Old stars may produce elements with more than 260 protons
- December 23, 2023
- 0
The first stars of the universe were monstrous creatures. These particles, composed solely of hydrogen and helium, can have masses up to 300 times greater than the Sun.
The first stars of the universe were monstrous creatures. These particles, composed solely of hydrogen and helium, can have masses up to 300 times greater than the Sun.
The first stars of the universe were monstrous creatures. These particles, composed solely of hydrogen and helium, can have masses up to 300 times greater than the Sun. The first heavy elements were formed in them and were thrown into space at the end of their short lives. They were the seeds of all the stars and planets we see today. A new study has been published ScienceThis suggests that ancient ancestors created more than just natural elements.
Except for a few traces of hydrogen, helium, and other light elements, all the atoms we see around us were created by astrophysical processes such as supernovae, neutron star collisions, and high-energy particle collisions. Together, they created heavier elements, up to uranium-238, the heaviest naturally occurring element. Uranium is formed by the collisions of supernovae and neutron stars through the so-called r-process, in which neutrons are rapidly captured by atomic nuclei and become a heavier element. The R-process is complex, and we still don’t quite understand how it forms or what its upper mass limit might be. But this new study suggests that the r-process in the oldest stars may have created much heavier elements with atomic masses greater than 260.

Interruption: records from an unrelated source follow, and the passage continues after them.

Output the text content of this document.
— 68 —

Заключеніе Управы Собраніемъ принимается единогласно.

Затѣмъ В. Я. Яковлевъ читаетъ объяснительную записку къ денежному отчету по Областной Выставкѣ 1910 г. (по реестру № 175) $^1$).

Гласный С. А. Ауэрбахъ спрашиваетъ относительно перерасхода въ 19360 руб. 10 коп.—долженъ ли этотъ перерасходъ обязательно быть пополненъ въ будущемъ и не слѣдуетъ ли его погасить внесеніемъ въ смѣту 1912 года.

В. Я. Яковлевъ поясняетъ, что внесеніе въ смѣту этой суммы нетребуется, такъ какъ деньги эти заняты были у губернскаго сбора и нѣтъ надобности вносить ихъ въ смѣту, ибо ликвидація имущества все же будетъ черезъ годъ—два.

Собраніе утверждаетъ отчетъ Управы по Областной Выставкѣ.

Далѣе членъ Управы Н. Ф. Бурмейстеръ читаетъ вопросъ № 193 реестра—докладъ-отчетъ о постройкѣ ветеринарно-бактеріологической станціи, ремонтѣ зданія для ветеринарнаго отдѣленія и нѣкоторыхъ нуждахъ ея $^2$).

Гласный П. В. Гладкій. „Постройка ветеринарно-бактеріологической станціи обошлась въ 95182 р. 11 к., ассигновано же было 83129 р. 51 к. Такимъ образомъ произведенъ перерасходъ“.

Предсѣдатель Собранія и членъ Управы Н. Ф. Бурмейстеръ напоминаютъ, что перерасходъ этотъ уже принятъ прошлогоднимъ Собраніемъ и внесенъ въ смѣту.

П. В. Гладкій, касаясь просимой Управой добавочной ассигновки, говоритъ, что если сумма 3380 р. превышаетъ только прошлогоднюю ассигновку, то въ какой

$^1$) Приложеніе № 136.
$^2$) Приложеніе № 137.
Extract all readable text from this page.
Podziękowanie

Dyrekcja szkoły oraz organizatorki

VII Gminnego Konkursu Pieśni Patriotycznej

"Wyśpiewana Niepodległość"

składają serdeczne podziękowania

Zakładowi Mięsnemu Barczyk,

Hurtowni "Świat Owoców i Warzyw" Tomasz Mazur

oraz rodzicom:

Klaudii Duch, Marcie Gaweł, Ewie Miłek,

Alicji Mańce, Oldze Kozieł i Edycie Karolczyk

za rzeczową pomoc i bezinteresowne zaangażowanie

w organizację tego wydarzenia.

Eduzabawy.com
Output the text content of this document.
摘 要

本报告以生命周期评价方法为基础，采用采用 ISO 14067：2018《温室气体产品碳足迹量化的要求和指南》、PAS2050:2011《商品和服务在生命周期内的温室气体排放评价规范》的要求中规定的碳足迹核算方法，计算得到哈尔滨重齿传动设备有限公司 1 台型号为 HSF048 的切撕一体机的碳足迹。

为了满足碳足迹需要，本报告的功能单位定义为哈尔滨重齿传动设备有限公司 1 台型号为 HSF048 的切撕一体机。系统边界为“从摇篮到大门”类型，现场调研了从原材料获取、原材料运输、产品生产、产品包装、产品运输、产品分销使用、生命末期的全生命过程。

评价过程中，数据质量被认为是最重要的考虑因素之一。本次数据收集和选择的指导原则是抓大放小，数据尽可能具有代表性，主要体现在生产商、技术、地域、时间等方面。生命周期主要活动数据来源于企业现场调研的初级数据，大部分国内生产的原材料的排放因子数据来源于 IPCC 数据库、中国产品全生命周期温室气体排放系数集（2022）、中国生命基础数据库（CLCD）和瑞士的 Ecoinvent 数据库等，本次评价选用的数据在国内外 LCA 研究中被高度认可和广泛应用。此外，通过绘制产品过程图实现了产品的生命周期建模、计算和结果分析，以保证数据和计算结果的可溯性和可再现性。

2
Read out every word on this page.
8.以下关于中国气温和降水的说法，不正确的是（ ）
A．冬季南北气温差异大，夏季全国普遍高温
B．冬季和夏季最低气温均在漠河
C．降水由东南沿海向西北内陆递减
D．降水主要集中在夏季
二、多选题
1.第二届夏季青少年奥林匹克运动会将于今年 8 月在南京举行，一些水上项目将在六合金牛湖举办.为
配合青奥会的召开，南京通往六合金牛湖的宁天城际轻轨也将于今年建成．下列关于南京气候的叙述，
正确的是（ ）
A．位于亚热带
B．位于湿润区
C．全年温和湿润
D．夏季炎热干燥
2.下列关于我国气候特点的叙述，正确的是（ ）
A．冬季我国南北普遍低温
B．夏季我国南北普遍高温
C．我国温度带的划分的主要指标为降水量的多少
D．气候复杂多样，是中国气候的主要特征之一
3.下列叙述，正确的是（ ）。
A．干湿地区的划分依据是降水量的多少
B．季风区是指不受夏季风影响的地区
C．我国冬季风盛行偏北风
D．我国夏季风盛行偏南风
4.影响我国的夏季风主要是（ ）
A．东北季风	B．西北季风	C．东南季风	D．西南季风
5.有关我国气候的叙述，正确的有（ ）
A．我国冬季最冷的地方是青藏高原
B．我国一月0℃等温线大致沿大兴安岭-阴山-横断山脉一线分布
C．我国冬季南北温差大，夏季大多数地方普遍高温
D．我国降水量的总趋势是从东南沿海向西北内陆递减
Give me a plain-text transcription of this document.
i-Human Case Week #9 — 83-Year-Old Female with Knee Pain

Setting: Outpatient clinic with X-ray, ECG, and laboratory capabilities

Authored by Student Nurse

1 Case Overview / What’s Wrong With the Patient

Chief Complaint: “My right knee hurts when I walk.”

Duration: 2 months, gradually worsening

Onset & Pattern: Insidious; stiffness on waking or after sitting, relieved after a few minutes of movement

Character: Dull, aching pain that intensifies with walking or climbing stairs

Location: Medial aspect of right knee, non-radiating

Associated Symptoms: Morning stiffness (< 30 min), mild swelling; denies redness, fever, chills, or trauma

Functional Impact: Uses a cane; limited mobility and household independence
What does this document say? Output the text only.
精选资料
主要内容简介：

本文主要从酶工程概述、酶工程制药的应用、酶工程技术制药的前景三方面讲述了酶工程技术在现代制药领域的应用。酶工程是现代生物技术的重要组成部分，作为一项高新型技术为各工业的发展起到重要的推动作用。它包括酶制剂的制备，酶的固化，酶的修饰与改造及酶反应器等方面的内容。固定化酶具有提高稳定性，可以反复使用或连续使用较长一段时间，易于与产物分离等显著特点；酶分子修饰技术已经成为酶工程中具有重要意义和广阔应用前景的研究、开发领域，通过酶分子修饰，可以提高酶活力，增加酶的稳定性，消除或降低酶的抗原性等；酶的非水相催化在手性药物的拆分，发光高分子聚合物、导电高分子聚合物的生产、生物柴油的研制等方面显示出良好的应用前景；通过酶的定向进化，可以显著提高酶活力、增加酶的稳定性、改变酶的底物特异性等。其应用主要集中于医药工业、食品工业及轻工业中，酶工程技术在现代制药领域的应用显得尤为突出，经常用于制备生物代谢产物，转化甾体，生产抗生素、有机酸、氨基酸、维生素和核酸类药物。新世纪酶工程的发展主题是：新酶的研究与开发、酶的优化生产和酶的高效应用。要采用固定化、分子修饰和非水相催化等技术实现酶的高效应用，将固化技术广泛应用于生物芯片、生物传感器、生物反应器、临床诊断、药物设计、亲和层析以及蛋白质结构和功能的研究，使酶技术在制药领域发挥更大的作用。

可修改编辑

The team looked at 42 stars in the Milky Way whose elemental compositions were well studied. Instead of just looking for the presence of heavier elements, they looked at the relative abundance of the elements in all stars. They found that the abundances of some elements, such as silver and rhodium, were inconsistent with abundances predicted from the known process of r-nucleosynthesis. Evidence suggests that these elements are remnants of the decay of much heavier nuclei with more than 260 atomic mass units.
In addition to the r-process of fast neutron capture, there are two other ways to form heavy atomic nuclei: the p-process, in which neutron-rich nuclei capture protons, and the s-process, in which an embryonic nucleus can capture a neutron. . However, none of these can provide the rapid mass accumulation required for elements other than uranium. And only in hypermassive stars of the first generation, r-process nucleosynthesis was able to create such elements.
Therefore, the study suggests that the r-process may have created elements far beyond uranium, and possibly in the universe’s first stars as well. If there wasn’t an island of stability for some of these superheavy elements, they would have long ago decayed into the natural elements we see today. But the fact that they once existed will help scientists better understand the r-process and its limits.